Aux Ateliers Berthier, une création d’Animal Architecte retrace l’itinéraire de Simone de Beauvoir
Présenté dans le cadre du Festival d’automne, le spectacle de la compagnie Animal Architecte, fondée en 2018 par Camille Dagen et Emma Depoid, pouvait susciter quelques craintes étant donné l’ambition de la démarche : retracer la vie de Simone de Beauvoir (1908-1986) à travers ses écrits, et notamment ses Mémoires d’une jeune fille rangée, La Force de l’âge, La Force des choses. Déployant une énergie, une volonté et une audace à la hauteur de leur inspiratrice, ces Forces vives portent bien leur nom. Comment appréhender une vie aussi riche et accomplie que celle de l’auteur du Deuxième Sexe ? En faisant des ellipses, forcément, en s’attardant sur certains pans de son existence, quitte à en laisser d’autres sur le côté. Après une entrée en matière où de Beauvoir exprime sa profonde angoisse de la mort, sa grande inquiétude, retour en arrière et aux premières années : l’enfance et la rage, le milieu bourgeois, le piano, les jeux avec sa sœur, la découverte de l’amitié avec Zaza, l’adolescence, l’envie d’être soi, déjà.

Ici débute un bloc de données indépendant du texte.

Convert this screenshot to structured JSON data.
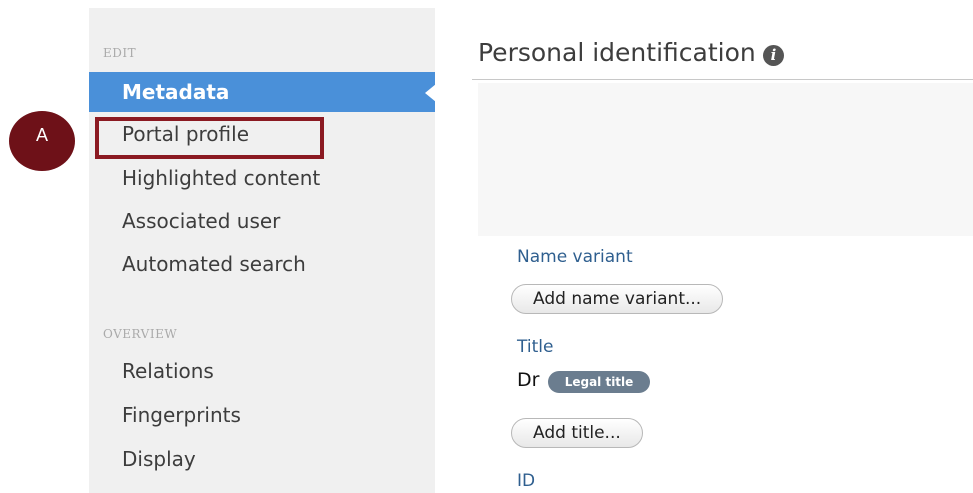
{
  "sidebar": {
    "edit_section_label": "EDIT",
    "edit_items": [
      {
        "label": "Metadata",
        "active": true
      },
      {
        "label": "Portal profile",
        "active": false
      },
      {
        "label": "Highlighted content",
        "active": false
      },
      {
        "label": "Associated user",
        "active": false
      },
      {
        "label": "Automated search",
        "active": false
      }
    ],
    "overview_section_label": "OVERVIEW",
    "overview_items": [
      {
        "label": "Relations"
      },
      {
        "label": "Fingerprints"
      },
      {
        "label": "Display"
      }
    ]
  },
  "annotation": {
    "marker_label": "A",
    "color": "#8b1a22"
  },
  "main": {
    "title": "Personal identification",
    "info_icon": "info-icon",
    "name_variant_label": "Name variant",
    "add_name_variant_button": "Add name variant...",
    "title_label": "Title",
    "title_value": "Dr",
    "title_badge": "Legal title",
    "add_title_button": "Add title...",
    "id_label": "ID"
  },
  "colors": {
    "active_nav": "#4a90d9",
    "field_label": "#2f5f8f",
    "badge": "#6b7d8f"
  }
}
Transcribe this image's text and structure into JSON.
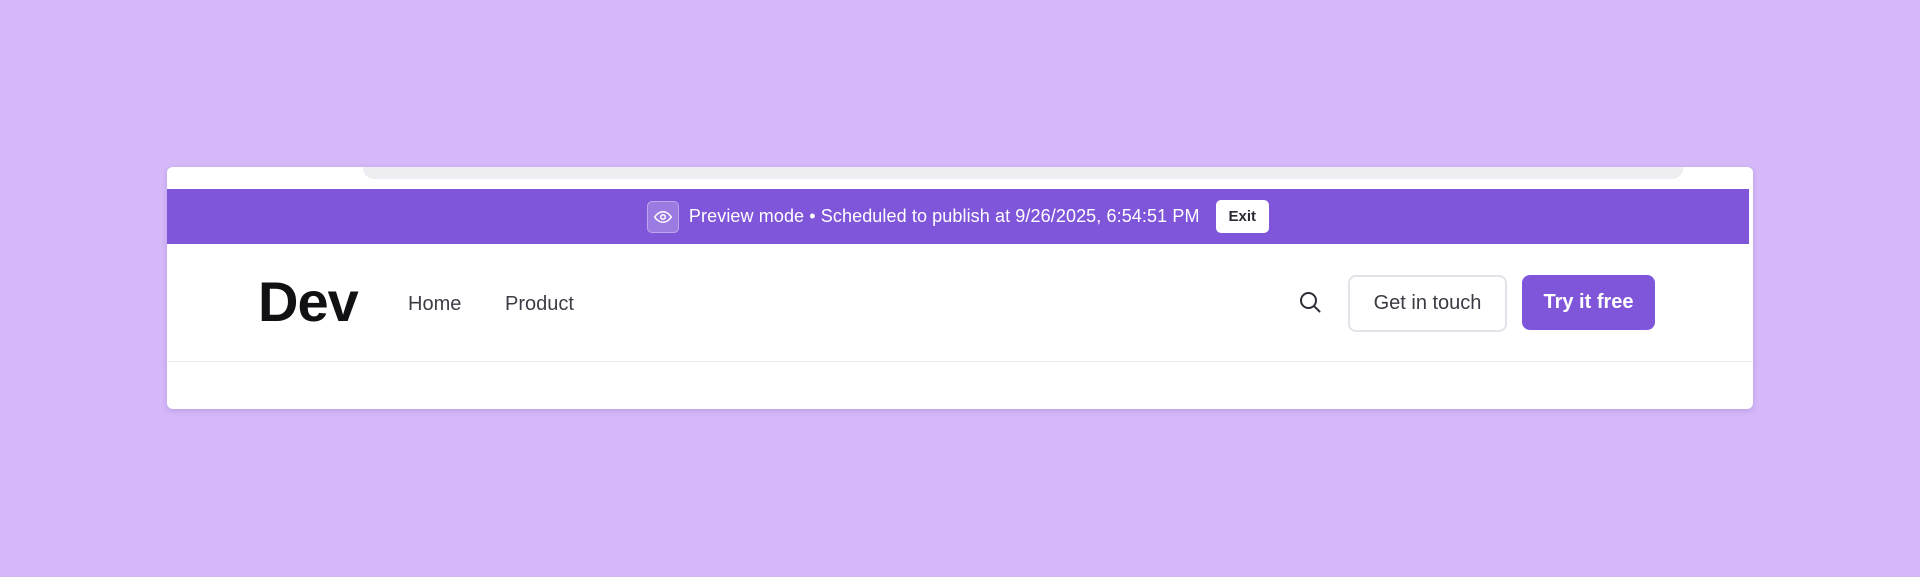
{
  "banner": {
    "icon": "eye-icon",
    "text": "Preview mode • Scheduled to publish at 9/26/2025, 6:54:51 PM",
    "exit_label": "Exit",
    "color": "#7f55d9"
  },
  "header": {
    "logo": "Dev",
    "nav": [
      {
        "label": "Home"
      },
      {
        "label": "Product"
      }
    ],
    "search_icon": "search-icon",
    "get_in_touch_label": "Get in touch",
    "try_free_label": "Try it free",
    "accent": "#7f55d9"
  }
}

Une mise en scène en mouvement
Le spectacle est certes inégal mais il est passionnant, d’une fidélité rare à celle dont il retrace le destin, la donnant à voir dans son entièreté : « je serai toujours moi-même », profère-t-elle, et sans nul doute elle l’aura été. Un souffle de chaque instant traverse ces Forces vives, toujours en mouvement. La scénographie mobile multiplie les lieux à renforts de châssis sur roulettes, de portes et de fenêtres tombant des cintres, quand ce n’est pas le personnage qui s’élève dans les airs. Ainsi l’enfance puis l’adolescence se passent dans une cage ouverte, entourée de ses parents, transformés un court instant en personnages de vaudeville. L’écriture procède par ruptures de ton, passe de plans rapprochés sur Simone (incarnée par Hélène Morelli, qui sera plus tard Zaza, puis par Camille Dagen, Marie Depoorter, Nina Villanova) à des brouhahas de voix ou des portraits de groupes (on entend ça et là Sartre, Merleau-Ponty,…), à l’entourage et aux soubresauts de l’époque. Et lorsque Sarah Chaumette fait résonner le célèbre «j’ai été flouée », elle ferme la boucle d’un enthousiasmant spectacle, formidablement incarné et vibrant.
Les Forces vives * * *
Odéon-Théâtre de l’Europe, Ateliers Berthier, 1 rue André Suarès, Paris 17e. Tél. 01 44 85 40 40. www.theatre-odeon.eu Jusqu’au 20 décembre. Représentations surtitrées en anglais les 6, 13 et 20 décembre. Tournée : Comédie de Reims, 12 au 21 mars 2025, Théâtre des 13 vents, Montpellier, 8 au 10 avril.